Today, in the name of global warming and environment protection, the dam lobby is able to restart their nefarious activities.
China's southwest, particularly the provinces of Yunnan and Sichuan are famed for an abundance of waters, most of the major Asian rivers having their origins in Tibet. The dam builders (often managed by Princelings or children of Politburo members) have been biding their time. With the new policy, scheduled to be announced next month, they will make a killing using the huge hydro-potential of Tibetan rivers; ironically with an ‘environmental’ rationale.
The ‘planners’ of the Institute of Water Resources and Hydropower Planning and Design of the Ministry of Water Resources are delighted, they will be able to build enough hydropower stations to reach their 83 million kilowatts target.
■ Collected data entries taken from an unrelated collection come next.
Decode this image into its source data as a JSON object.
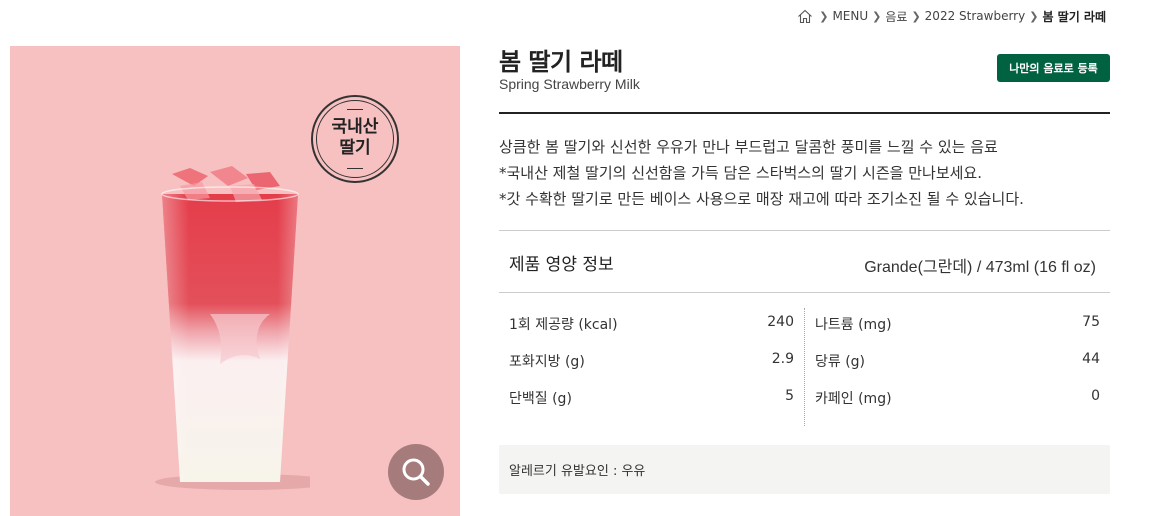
{
  "breadcrumb": {
    "items": [
      "MENU",
      "음료",
      "2022 Strawberry"
    ],
    "current": "봄 딸기 라떼"
  },
  "product": {
    "image_badge_lines": [
      "국내산",
      "딸기"
    ],
    "name": "봄 딸기 라떼",
    "english_name": "Spring Strawberry Milk",
    "favorite_button": "나만의 음료로 등록",
    "description": [
      "상큼한 봄 딸기와 신선한 우유가 만나 부드럽고 달콤한 풍미를 느낄 수 있는 음료",
      "*국내산 제철 딸기의 신선함을 가득 담은 스타벅스의 딸기 시즌을 만나보세요.",
      "*갓 수확한 딸기로 만든 베이스 사용으로 매장 재고에 따라 조기소진 될 수 있습니다."
    ]
  },
  "nutrition": {
    "title": "제품 영양 정보",
    "size": "Grande(그란데) / 473ml (16 fl oz)",
    "left": [
      {
        "label": "1회 제공량 (kcal)",
        "value": "240"
      },
      {
        "label": "포화지방 (g)",
        "value": "2.9"
      },
      {
        "label": "단백질 (g)",
        "value": "5"
      }
    ],
    "right": [
      {
        "label": "나트륨 (mg)",
        "value": "75"
      },
      {
        "label": "당류 (g)",
        "value": "44"
      },
      {
        "label": "카페인 (mg)",
        "value": "0"
      }
    ]
  },
  "allergy": "알레르기 유발요인 : 우유",
  "colors": {
    "brand_green": "#006241",
    "image_background": "#f7c0c1",
    "allergy_background": "#f4f4f2"
  },
  "icons": [
    "home-icon",
    "chevron-right-icon",
    "search-icon"
  ]
}
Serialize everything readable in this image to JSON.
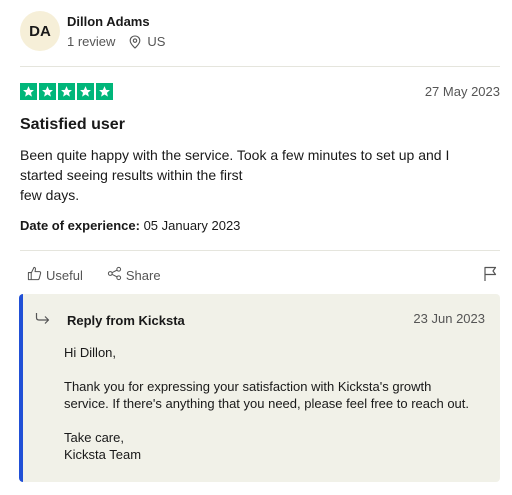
{
  "reviewer": {
    "initials": "DA",
    "name": "Dillon Adams",
    "review_count": "1 review",
    "country": "US"
  },
  "review": {
    "rating": 5,
    "date": "27 May 2023",
    "title": "Satisfied user",
    "body_lines": [
      "Been quite happy with the service. Took a few minutes to set up and I",
      "started seeing results within the first",
      "few days."
    ],
    "experience_label": "Date of experience:",
    "experience_date": "05 January 2023"
  },
  "actions": {
    "useful_label": "Useful",
    "share_label": "Share"
  },
  "reply": {
    "title": "Reply from Kicksta",
    "date": "23 Jun 2023",
    "greeting": "Hi Dillon,",
    "body_lines": [
      "Thank you for expressing your satisfaction with Kicksta's growth",
      "service. If there's anything that you need, please feel free to reach out."
    ],
    "closing": "Take care,",
    "signature": "Kicksta Team"
  },
  "colors": {
    "star_green": "#00b67a",
    "reply_accent": "#2150d6",
    "reply_bg": "#f1f1e8",
    "avatar_bg": "#f6efd8"
  }
}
The temporary ban had resulted in less than one third of the proposed projects in China's 11th Five-Year Plan (2006-10) being constructed.
Now, the powerful development lobbies are back with a vengeance. Wang Jian, a river specialist from Beijing who visited sections of the major rivers in December told the Global Times that smaller projects, which do not need Central Government approval, have burgeoned, "They are as dense as the stars in the sky", he said.
Some local officials told the Economic Observer, a Chinese weekly considered as one of the best economic publications in China, that 60 tributaries of Nujiang (Salween) will be dammed (42 hydropower projects have been completed and 88 are in the pipeline).
Zhang Boting, vice-general secretary of China Hydropower Engineering Society, speaking for the dam builders, said that they are now sure to meet their target, arguing: “Building hydropower stations actually helps protect the rivers and the environment."
Many do not share his opinion. Dai Qing, a senior journalist believes that the present trend will show that China is always one step behind the world. "In many Western countries, dam builders are out of favor, but here in China, we are still busy building dams."
The most interesting aspect of the current controversy is that several articles appeared in the main stream Chinese media objecting to the construction of large structures on the Tibetan rivers. Wang Yongchen wrote an op-ed in The Global Times: “In the past, hydroelectric power has been assumed to be a clean energy, since it consumes no fossil fuels and emits no pollutants. However, plenty of recent scientific research suggests that the environmental consequences of the construction of dams and operation of hydropower stations are considerable”.
He gives the example of the emission of methane, a greenhouse gas resulting from the decaying forests submerged by the higher water level.
Many in China still remember the Banqiao Dam. Built on the Ruhe River in 1952 to ‘control’ the Yellow River, it collapsed on August 8, 1975. Though it was designed to withstand a ‘one-in-1,000-year’ flood, it was washed away and 26,000 people died in a few minutes. Later 145,000 people perished from epidemics and famine. The number of people affected by the disaster exceeded 12 million. In 2005, a Discovery Channel program rated the disaster as No.1 on a list of the ‘Top 10 Technological Catastrophes of the World’ before Bhopal.
The building of dams on the Salween, Mekong or Brahmaputra has also strategic consequences. Unfortunately in India, the Union Ministry of Power believes that a “timely grant of environment and forest clearances for the proposed hydel projects in Arunachal Pradesh is crucial to ensure India’s right over the Brahmaputra”. This is an absolute legal non-sense for the simple reason that India and China are not bound by a convention or a treaty (like the Indus Water Treaty or the UN Convention on the Law of the Non-navigational Uses of International Watercourses).
The facts remains that in authoritarian, as also as in ‘coalition’ governments, dam-builders are kings. In a couple of years, the Prime Minister will probably say that he was not informed, but it may be too late.
Who listens when billions of Yuans or Rupees are involved? Money is needed for the next elections, isn’t it?